O Conselho da Europa e a crueldade religiosa

O Conselho da Europa equiparou a circuncisão à ablação do clitóris, duas mutilações rituais que ocorrem em âmbito religioso, respetivamente judaico e islâmico, podendo, no caso da primeira, ser acauteladas as indicações médicas que a aconselhem.

No caso da ablação do clitóris, não sendo uma perversão obrigatória do Corão, acontece sempre em contexto islâmico e não tem qualquer justificação a crueldade que a tradição e a fé impõem.

Estas mutilações tornam censuráveis as religiões que as praticam. São cerimónias cruéis que a superstição e a tradição mantêm. O esclavagismo, a pena de morte e a tortura são tradições herdadas do Antigo Testamento, um conjunto de livros abomináveis da Idade do Bronze mas, nem por isso, são defensáveis. Caem, aliás, sob a alçada do Código Penal dos países civilizados.

Não há ignomínia que a tradição não justifique. É justo que os herdeiros do Iluminismo repudiem os manuais terroristas que alimentam a crueldade e servem de ganha-pão aos funcionários de Deus.

O Conselho da Europa, definindo a circuncisão como «violação da integridade física dos meninos» acaba de condenar a barbárie com cinco milénios de tradição, ainda que possa haver benefícios terapêuticos que aconselhem a intervenção cirúrgica numa idade mais avançada.

A crueldade de Deus não pode sobrepor-se e ao humanismo. O CE tomou uma decisão que o honra. A civilização venceu a tradição.

Apostila - Este post foi modificado. Onde estava erradamente «Parlamento Europeu» foi corrigido para «Conselho da Europa».

Comentários

e-pá! disse…
Na verdade, devo confessar que esta decisão do PE sobre a circuncisão masculina surpreendeu-me porque aparentemente colidiu com duas coisas: o meu enquadramento cultural e profissional e o meu distanciamento religioso.
Na realidade, ambas as circuncisões (masculina e feminina) são (ou podem ser consideradas) mutilações corporais. Aliás, o termo mais corrente para definir a vertente feminina é 'mutilação genital'.
Ambas têm origem remota e foram posteriormente apropriadas pelas religiões abraamicas tornando-se num 'sinal'. Aliás, os judeus - em relação à circuncisão masculina - chamam-lhe o 'sinal do pacto', o que define com clareza o seu âmbito religioso.

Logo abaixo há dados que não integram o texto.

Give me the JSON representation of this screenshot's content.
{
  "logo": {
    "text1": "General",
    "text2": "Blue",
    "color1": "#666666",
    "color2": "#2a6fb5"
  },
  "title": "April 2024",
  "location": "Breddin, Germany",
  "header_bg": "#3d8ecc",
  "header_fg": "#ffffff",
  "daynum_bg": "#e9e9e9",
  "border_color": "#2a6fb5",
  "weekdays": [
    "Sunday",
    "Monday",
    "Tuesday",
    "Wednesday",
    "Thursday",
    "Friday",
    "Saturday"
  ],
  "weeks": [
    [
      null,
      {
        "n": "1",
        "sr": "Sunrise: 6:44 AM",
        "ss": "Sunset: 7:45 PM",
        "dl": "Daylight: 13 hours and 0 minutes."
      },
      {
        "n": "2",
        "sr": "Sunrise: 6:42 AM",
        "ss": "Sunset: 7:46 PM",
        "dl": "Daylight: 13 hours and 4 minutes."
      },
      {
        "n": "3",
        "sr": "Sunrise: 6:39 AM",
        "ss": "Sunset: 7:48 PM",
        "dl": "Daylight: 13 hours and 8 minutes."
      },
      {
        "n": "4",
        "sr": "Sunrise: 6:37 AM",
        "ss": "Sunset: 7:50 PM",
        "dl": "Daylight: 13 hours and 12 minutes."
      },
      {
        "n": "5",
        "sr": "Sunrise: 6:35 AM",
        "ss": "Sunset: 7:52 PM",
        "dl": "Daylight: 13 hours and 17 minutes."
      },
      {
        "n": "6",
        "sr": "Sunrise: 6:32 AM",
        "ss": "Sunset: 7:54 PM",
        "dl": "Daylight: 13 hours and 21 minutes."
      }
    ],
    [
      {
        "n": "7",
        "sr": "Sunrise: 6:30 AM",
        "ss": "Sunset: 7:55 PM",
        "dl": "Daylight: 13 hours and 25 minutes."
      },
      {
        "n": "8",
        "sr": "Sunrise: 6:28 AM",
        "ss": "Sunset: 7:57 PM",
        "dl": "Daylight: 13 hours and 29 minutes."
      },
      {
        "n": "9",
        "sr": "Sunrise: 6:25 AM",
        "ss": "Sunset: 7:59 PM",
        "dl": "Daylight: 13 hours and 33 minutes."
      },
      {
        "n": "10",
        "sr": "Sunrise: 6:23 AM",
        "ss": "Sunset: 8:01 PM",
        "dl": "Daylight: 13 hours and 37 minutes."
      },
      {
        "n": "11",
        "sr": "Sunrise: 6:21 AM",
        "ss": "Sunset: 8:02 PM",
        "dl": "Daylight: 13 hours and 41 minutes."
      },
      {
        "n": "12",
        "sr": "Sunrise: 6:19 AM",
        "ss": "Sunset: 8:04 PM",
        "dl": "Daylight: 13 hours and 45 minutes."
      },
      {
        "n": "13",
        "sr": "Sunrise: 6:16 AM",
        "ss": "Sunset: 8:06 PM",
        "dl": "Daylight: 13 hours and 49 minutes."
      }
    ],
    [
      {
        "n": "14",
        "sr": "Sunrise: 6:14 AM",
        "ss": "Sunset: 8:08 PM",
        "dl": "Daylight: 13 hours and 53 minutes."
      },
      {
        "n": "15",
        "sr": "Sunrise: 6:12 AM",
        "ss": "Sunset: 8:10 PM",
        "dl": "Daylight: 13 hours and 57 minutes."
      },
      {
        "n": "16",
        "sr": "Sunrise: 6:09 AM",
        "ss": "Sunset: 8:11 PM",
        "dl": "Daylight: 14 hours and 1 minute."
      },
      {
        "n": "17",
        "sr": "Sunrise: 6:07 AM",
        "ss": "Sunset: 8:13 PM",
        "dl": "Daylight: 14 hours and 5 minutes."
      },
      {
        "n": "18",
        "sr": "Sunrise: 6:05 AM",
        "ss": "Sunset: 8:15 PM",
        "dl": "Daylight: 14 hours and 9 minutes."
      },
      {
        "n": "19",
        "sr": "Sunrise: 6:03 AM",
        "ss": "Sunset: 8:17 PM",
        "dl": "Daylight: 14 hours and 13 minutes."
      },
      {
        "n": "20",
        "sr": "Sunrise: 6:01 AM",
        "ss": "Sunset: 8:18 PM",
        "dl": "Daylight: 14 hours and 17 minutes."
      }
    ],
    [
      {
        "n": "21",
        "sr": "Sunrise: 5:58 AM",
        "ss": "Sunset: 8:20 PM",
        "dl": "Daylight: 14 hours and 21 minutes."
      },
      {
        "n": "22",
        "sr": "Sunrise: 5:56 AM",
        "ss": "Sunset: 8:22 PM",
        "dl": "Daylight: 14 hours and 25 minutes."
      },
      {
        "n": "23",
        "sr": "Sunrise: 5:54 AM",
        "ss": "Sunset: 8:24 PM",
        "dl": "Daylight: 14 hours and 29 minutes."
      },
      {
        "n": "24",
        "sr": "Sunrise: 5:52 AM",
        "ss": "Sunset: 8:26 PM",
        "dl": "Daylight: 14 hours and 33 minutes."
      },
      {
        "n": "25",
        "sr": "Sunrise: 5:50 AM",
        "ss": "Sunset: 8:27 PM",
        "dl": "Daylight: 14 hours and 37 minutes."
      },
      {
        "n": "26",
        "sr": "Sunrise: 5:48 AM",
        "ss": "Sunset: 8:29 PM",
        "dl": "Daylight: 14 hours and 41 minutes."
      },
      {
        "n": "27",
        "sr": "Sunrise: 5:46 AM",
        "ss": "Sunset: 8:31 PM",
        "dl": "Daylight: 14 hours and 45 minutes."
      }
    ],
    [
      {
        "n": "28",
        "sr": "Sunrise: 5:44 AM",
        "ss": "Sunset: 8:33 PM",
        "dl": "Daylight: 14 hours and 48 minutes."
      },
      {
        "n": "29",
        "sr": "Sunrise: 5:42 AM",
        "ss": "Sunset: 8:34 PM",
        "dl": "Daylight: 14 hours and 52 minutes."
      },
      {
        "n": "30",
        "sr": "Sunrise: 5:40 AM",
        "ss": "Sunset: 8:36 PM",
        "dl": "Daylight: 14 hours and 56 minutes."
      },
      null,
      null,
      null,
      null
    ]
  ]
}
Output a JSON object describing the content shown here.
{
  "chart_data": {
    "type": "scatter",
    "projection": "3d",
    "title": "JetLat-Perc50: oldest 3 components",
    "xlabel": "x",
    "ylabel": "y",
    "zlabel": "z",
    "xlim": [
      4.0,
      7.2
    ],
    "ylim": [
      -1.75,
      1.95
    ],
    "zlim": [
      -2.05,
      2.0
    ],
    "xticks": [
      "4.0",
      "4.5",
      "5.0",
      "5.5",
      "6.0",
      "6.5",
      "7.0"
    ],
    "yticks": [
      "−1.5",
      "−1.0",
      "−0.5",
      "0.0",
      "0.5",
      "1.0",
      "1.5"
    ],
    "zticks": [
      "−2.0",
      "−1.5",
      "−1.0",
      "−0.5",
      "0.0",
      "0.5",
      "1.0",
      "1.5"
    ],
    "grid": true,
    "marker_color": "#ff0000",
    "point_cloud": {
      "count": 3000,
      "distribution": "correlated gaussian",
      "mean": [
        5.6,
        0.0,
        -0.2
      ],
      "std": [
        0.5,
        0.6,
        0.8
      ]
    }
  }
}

Por outro lado, face às diferentes religiões, estes 'rituais' (para usar uma expressão neutra) tiveram ao longo da história da Humanidade diferentes evoluções sendo notório que, campo dos direitos humanos, a mutilação genital feminina cedo resvalou para uma incompreensível e intolerável barbárie.
Em contraponto e quanto à circuncisão masculina a tolerância cultural (e não religiosa) instalada (como é o caso de muitas pessoas) estando relacionada com eventuais indicações terapêuticas e simultaneamente porque o seu carácter ‘mutilante’, poder ser fisicamente (anatomicamente) reduzido a um procedimento correctivo, universalmente praticado sem qualquer substrato discriminatório (rácico ou religioso).
Todavia, a reacção de Israel em relação à resolução do PE link é reveladora de como se quer transitar de um ritual religioso para o terreno rácico. A resolução europeia circunscreve-se à proibição por motivos religiosos mas o protesto israelita vê nesta medida “tendências racistas e de ódio”.
Há algo na reacção de Telavive que não bate certo.